You might wonder at this point how Kafka manages efficient reads and writes to local disk. Kafka interaction with the local disk has two characteristic: 1) it appends new writes to an open file(i.e., the message-log-file) and 2) it usually reads continues area from disk. This characteristic lets Kafka rely on OS disk cache for optimizing its reads from and writes to disk. The OS cache is highly efficient, always enabled and it’s optimized for appends calls and for multi reads from a continues area on disk. More advantages of using OS level cache is that the Kafka’s processes uses little JVM’s heap space so avoiding all GC related issues, and in case the broker restart its does not need to run any cache-warm-up as the OS cache is not cleared when process terminates. Another optimization strategy used by Kafka is to reduce unnecessary copy of data – for example copy of data from network buffers from the OS into the application buffers. This is achieved by using Linux’s sendfile API that read data directly from disk (hopefully from OS disk cache) and routing it directly to a network socket without passing through the application and so avoid the unnecessary copy of buffers.
Now, consider the use case where several producers and consumers are interested in different type of messages. In order to support this use case – Kafka is using the abstraction of ‘topic‘. Producer is sending messages to a topic and consumers are reading messages from a topic.
In order to support large volume of messages and parallel consumption – Kafka introduced the concept of topic’s partitioning which means that when producing to a topic – the producer also specify the method for partitioning the messages e.g., via round robin or by specifying a partition function and message’s field that together define a partition per message. for example if there are 5 partitions with a single topic on a Kafka cluster with 5 brokers – then each broker will manage (lead) one of the partitions. Order between messages is kept between messages in the same partition only. High availability is achieved by replicating partition to other brokers so in case of a failure in one node – another node starts to manage the partitions.
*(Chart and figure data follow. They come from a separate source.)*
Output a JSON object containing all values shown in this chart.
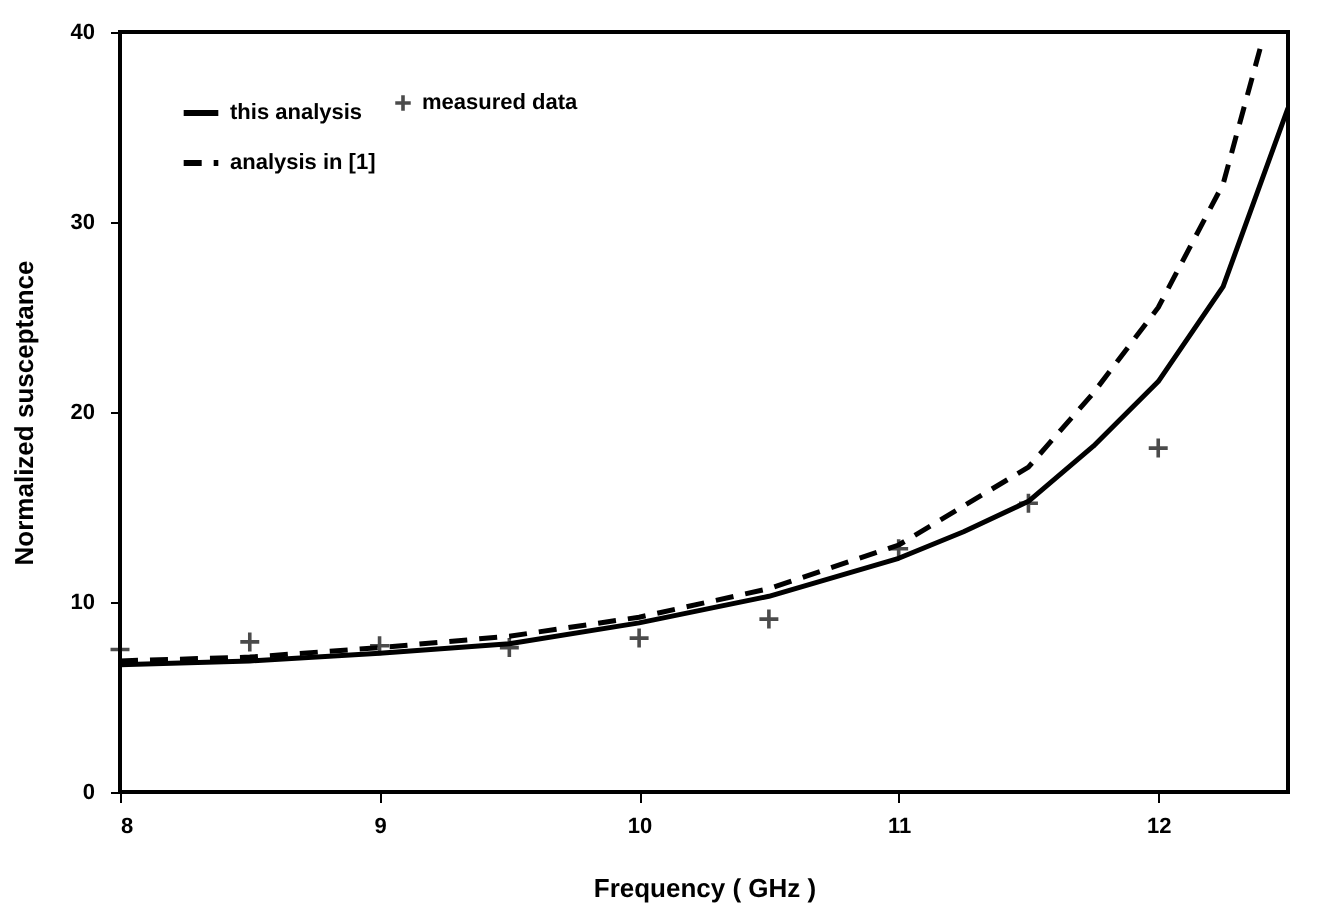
{
  "chart_data": {
    "type": "line",
    "xlabel": "Frequency ( GHz )",
    "ylabel": "Normalized susceptance",
    "xlim": [
      8,
      12.5
    ],
    "xticks": [
      8,
      9,
      10,
      11,
      12
    ],
    "ylim": [
      0,
      40
    ],
    "yticks": [
      0,
      10,
      20,
      30,
      40
    ],
    "grid": false,
    "legend": "top left",
    "series": [
      {
        "name": "this analysis",
        "color": "#000000",
        "line_style": "solid",
        "marker": "none",
        "x": [
          8,
          8.5,
          9,
          9.5,
          10,
          10.5,
          11,
          11.25,
          11.5,
          11.75,
          12,
          12.25,
          12.5
        ],
        "values": [
          6.7,
          6.9,
          7.3,
          7.8,
          8.9,
          10.3,
          12.3,
          13.7,
          15.3,
          18.2,
          21.6,
          26.6,
          36
        ]
      },
      {
        "name": "analysis in [1]",
        "color": "#000000",
        "line_style": "dashed",
        "marker": "none",
        "x": [
          8,
          8.5,
          9,
          9.5,
          10,
          10.5,
          11,
          11.5,
          11.75,
          12,
          12.25,
          12.4
        ],
        "values": [
          6.9,
          7.1,
          7.6,
          8.2,
          9.2,
          10.7,
          13,
          17.1,
          21,
          25.5,
          32,
          39.5
        ]
      },
      {
        "name": "measured data",
        "color": "#000000",
        "type": "scatter",
        "marker": "cross",
        "x": [
          8,
          8.5,
          9,
          9.5,
          10,
          10.5,
          11,
          11.5,
          12
        ],
        "values": [
          7.5,
          7.9,
          7.7,
          7.6,
          8.1,
          9.1,
          12.8,
          15.2,
          18.1
        ]
      }
    ]
  }
}
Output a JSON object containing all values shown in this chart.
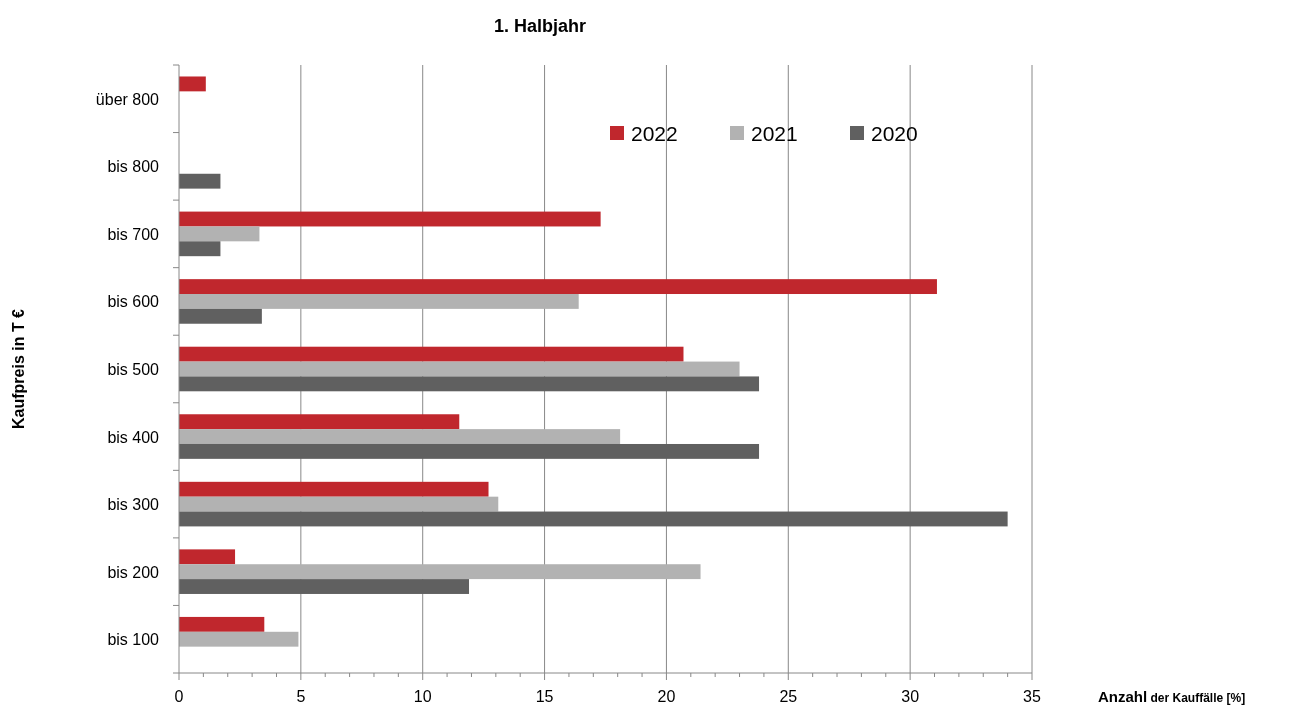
{
  "chart_data": {
    "type": "bar",
    "orientation": "horizontal",
    "title": "1. Halbjahr",
    "xlabel": "Anzahl der Kauffälle [%]",
    "ylabel": "Kaufpreis in T €",
    "categories": [
      "über 800",
      "bis 800",
      "bis 700",
      "bis 600",
      "bis 500",
      "bis 400",
      "bis 300",
      "bis 200",
      "bis 100"
    ],
    "series": [
      {
        "name": "2022",
        "color": "#c0272d",
        "values": [
          1.1,
          null,
          17.3,
          31.1,
          20.7,
          11.5,
          12.7,
          2.3,
          3.5
        ]
      },
      {
        "name": "2021",
        "color": "#b2b2b2",
        "values": [
          null,
          null,
          3.3,
          16.4,
          23.0,
          18.1,
          13.1,
          21.4,
          4.9
        ]
      },
      {
        "name": "2020",
        "color": "#606060",
        "values": [
          null,
          1.7,
          1.7,
          3.4,
          23.8,
          23.8,
          34.0,
          11.9,
          null
        ]
      }
    ],
    "xlim": [
      0,
      35
    ],
    "xticks": [
      0,
      {
        "value": 1,
        "label": null
      },
      {
        "value": 2,
        "label": null
      },
      {
        "value": 3,
        "label": null
      },
      {
        "value": 4,
        "label": null
      },
      5,
      {
        "value": 6,
        "label": null
      },
      {
        "value": 7,
        "label": null
      },
      {
        "value": 8,
        "label": null
      },
      {
        "value": 9,
        "label": null
      },
      10,
      {
        "value": 11,
        "label": null
      },
      {
        "value": 12,
        "label": null
      },
      {
        "value": 13,
        "label": null
      },
      {
        "value": 14,
        "label": null
      },
      15,
      {
        "value": 16,
        "label": null
      },
      {
        "value": 17,
        "label": null
      },
      {
        "value": 18,
        "label": null
      },
      {
        "value": 19,
        "label": null
      },
      20,
      {
        "value": 21,
        "label": null
      },
      {
        "value": 22,
        "label": null
      },
      {
        "value": 23,
        "label": null
      },
      {
        "value": 24,
        "label": null
      },
      25,
      {
        "value": 26,
        "label": null
      },
      {
        "value": 27,
        "label": null
      },
      {
        "value": 28,
        "label": null
      },
      {
        "value": 29,
        "label": null
      },
      30,
      {
        "value": 31,
        "label": null
      },
      {
        "value": 32,
        "label": null
      },
      {
        "value": 33,
        "label": null
      },
      {
        "value": 34,
        "label": null
      },
      35
    ],
    "grid": "x",
    "legend": "top right"
  }
}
Usually, there are more topics and partitions than the number of cluster nodes so a typical broker will have several managed partitions and several replication for other partitions which are managed in different brokers. Replication to brokers achieved by a broker act like a regular client that consumes a specific partition. All producers of a partition write to the same broker that manage this partition and the same goes for consumers of a partition- they all read from the same broker.
Kafka introduced the concept of consumer-group which allow consumers to share the consumption of a topic so each message is return to only one consumer. a topic can be consumed by multiple consumer groups. in case a set of consumers would like to consume the same messages of a topic – they all need to belong to different consumer-group.